Today has been all about taking care of business: get a smog check for Bianca (my car) and then off to a fun-filled round of scans, blood draws and more scans. The big lesson surrounding all these check-ins and check-ups was: Be willing to ask for help. Last weekend, when I told Ann about going to UCSF for an MRI at 7:00 in the evening, she immediately inquired, "Can I take you to that appointment? I'll be in town that day, and it would be no problem." I promptly turned her down. "No, it's easy for me to take a cab. But thanks for the offer." Why would I want to trap Ann in the waiting room of a hospital while I get scanned? She offered once more, "I can sit in the lobby and read magazines. I never get to do that. Really, it would not be a problem." And again, I put her off. Several hours later, I wondered to myself: why not accept Ann's offer? I'd get to visit with her. Clearly, she wants to help. Don't I need help? And that turned out to be the turning point for me: Why don't I need help? Because I don't deserve it? Because I have to be self-sufficient even as I become sicker and more debilitated? Fortunately, I changed my mind, contacted Ann and told her that I'd be happy to accept her offer for transportation to the MRI scan.
A couple of days later, same story, different circumstances. I was telling Gaetano about getting Bianca smog tested, and my trips to two hospitals for three types of tests all in one day. "Can I drive you?" he asked. Again, I deferred. "Oh, no, no. I can take taxis from here to there," I explained. When Gaetano proposed lunch, I wavered, then switched my position. I wanted to hear about his recent trip to New York. I wanted to catch him up on the avalanche of stuff that I was contending with. Twice in a few days, I changed my mind and let someone help me. I confess to being a slow learner here. I also want to state that it's my big learning curve over the next months. When I disburse my possessions, when I move into Maitri, when I let someone help me bathe, dress and eat if I become really debilitated, then that means asking for help. I can't do it alone, and I don't want to do it alone. Time to unlearn, unlearn, unlearn.

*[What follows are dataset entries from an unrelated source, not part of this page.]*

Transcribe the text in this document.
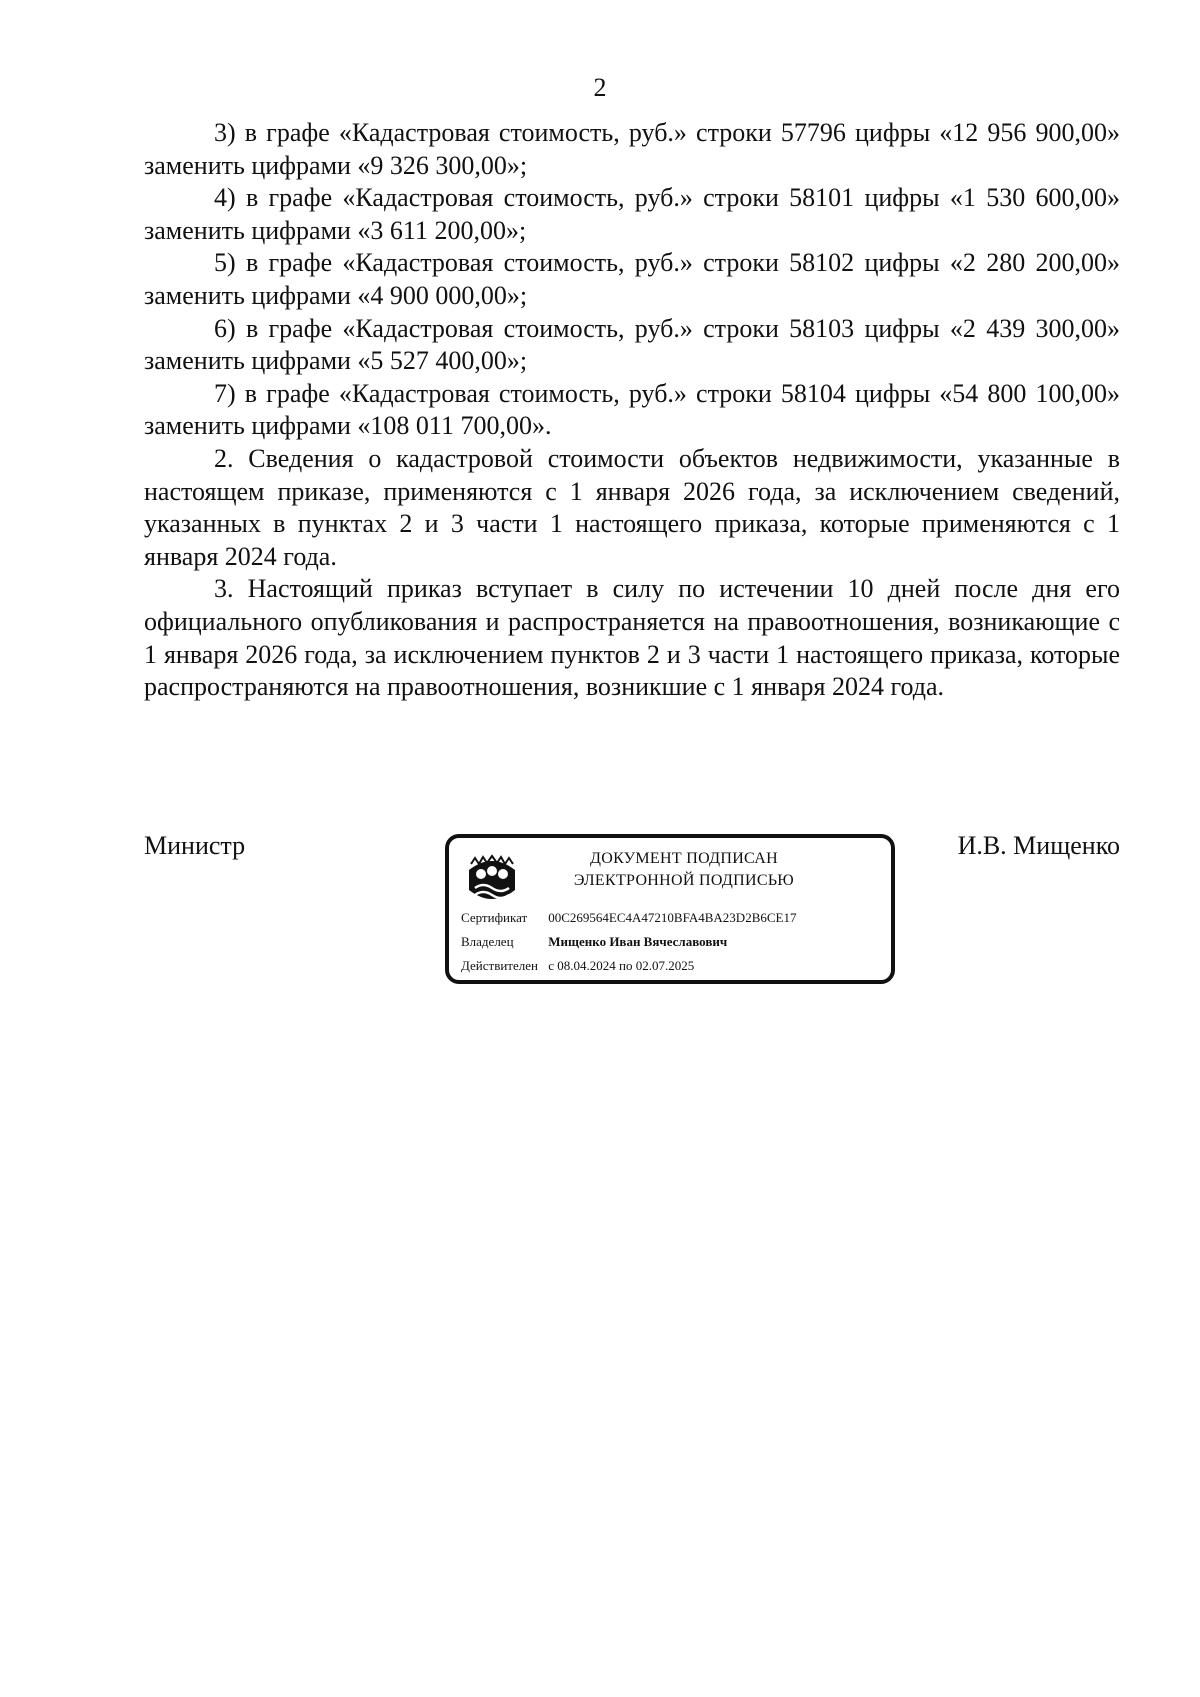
2

3) в графе «Кадастровая стоимость, руб.» строки 57796 цифры «12 956 900,00» заменить цифрами «9 326 300,00»;

4) в графе «Кадастровая стоимость, руб.» строки 58101 цифры «1 530 600,00» заменить цифрами «3 611 200,00»;

5) в графе «Кадастровая стоимость, руб.» строки 58102 цифры «2 280 200,00» заменить цифрами «4 900 000,00»;

6) в графе «Кадастровая стоимость, руб.» строки 58103 цифры «2 439 300,00» заменить цифрами «5 527 400,00»;

7) в графе «Кадастровая стоимость, руб.» строки 58104 цифры «54 800 100,00» заменить цифрами «108 011 700,00».

2. Сведения о кадастровой стоимости объектов недвижимости, указанные в настоящем приказе, применяются с 1 января 2026 года, за исключением сведений, указанных в пунктах 2 и 3 части 1 настоящего приказа, которые применяются с 1 января 2024 года.

3. Настоящий приказ вступает в силу по истечении 10 дней после дня его официального опубликования и распространяется на правоотношения, возникающие с 1 января 2026 года, за исключением пунктов 2 и 3 части 1 настоящего приказа, которые распространяются на правоотношения, возникшие с 1 января 2024 года.

Министр	ДОКУМЕНТ ПОДПИСАН
ЭЛЕКТРОННОЙ ПОДПИСЬЮ
Сертификат 00C269564EC4A47210BFA4BA23D2B6CE17
Владелец	Мищенко Иван Вячеславович
Действителен с 08.04.2024 по 02.07.2025
И.В. Мищенко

In the midst of this busy day of being helped, I stepped into an unexpected event that truly startled me. It happened toward the end of my afternoon of hospital visits. At 3 p.m. I was in the basement of UCSF at Mt. Parnassus getting a CT scan to assess whether I would be a candidate for radiation of my pelvic tumor. It was uncomfortable to lay flat in the scanner because my tumor has grown so large that I can't keep my right leg straight on the scanning platform. The lab tech and I worked to make me comfortable. He carefully fit me with a foam-filled pillow that would hold my position stable for the scan and potentially for the radiation treatments. Then, another tech came in and put tattoos on my pelvis and legs. I asked her what the tattoos were for, and she explained that they would position the radiation rays. Then, she handed me a card with an appointment for next Tuesday morning. "What's this?" I asked. "It's for your first treatment," she answered. "But I haven't agreed to any appointments. I need to talk to the doctor about what he plans to do based on these scans. He hasn't even looked at the scans yet. We just finished the CT. I have my MRI scans tonight." She looked at me very oddly and said that she'd get the doctor.
After a few minutes, the doctor arrived with a furrow between his eyebrows. "What's the problem?" he asked. "Well, I was just given an appointment for radiation treatments and I don't know what they will entail. I haven't agreed to be treated yet." The doctor replied, "I explained that to you during the first visit." I answered, "Yes, you explained the possible treatments and the possible impacts on my body. But that was an overview. I don't know what you actually plan to do. You need to tell me that. And you need to tell me when my advocate, Eileen Lemus is present. I need for you to look at the scans and summarize what your plans are so that I can agree or disagree based on risk to me."
By this time, the doctor was looking at me as if I was from Mars. "I've already gotten clearance from your insurance company to give you the biggest radiation treatment possible." I responded, "Thanks for talking with my insurance company, but you still have to talk with me. And Eileen needs to be present. I don't know what you plan to do, and I need to know before we move forward. For example, will you radiate just my upper thigh or will you radiate the entire tumor?" "Oh, I'll radiate all the tumor," the doctor assured me. "I would never radiate just a part of the lesion." "OK," I summarized. "That's new information, and I am not having any treatments until Eileen and I have heard the entire plan and agreed to it."
Making an effort to contain himself, the doctor tersely agreed, "Then we have to have another meeting. And we have to do this quickly. There is not a lot of time." I couldn't wait to end this negotiation. It infuriated me that our original agreement to discuss the scans had been completely overridden by the doctor's agenda. What would happen if I caved in and simply agreed to his medical wisdom? Would any damage that I incurred during the treatments be answered by, "I told you so?" Truly, it was a frightening encounter during the middle of a long day. Still, I felt good about defending myself and insisting that Eileen be present when the scans and my tumor and his plans were all laid out as a final assessment. Also, I felt like I barely dodged a bullet.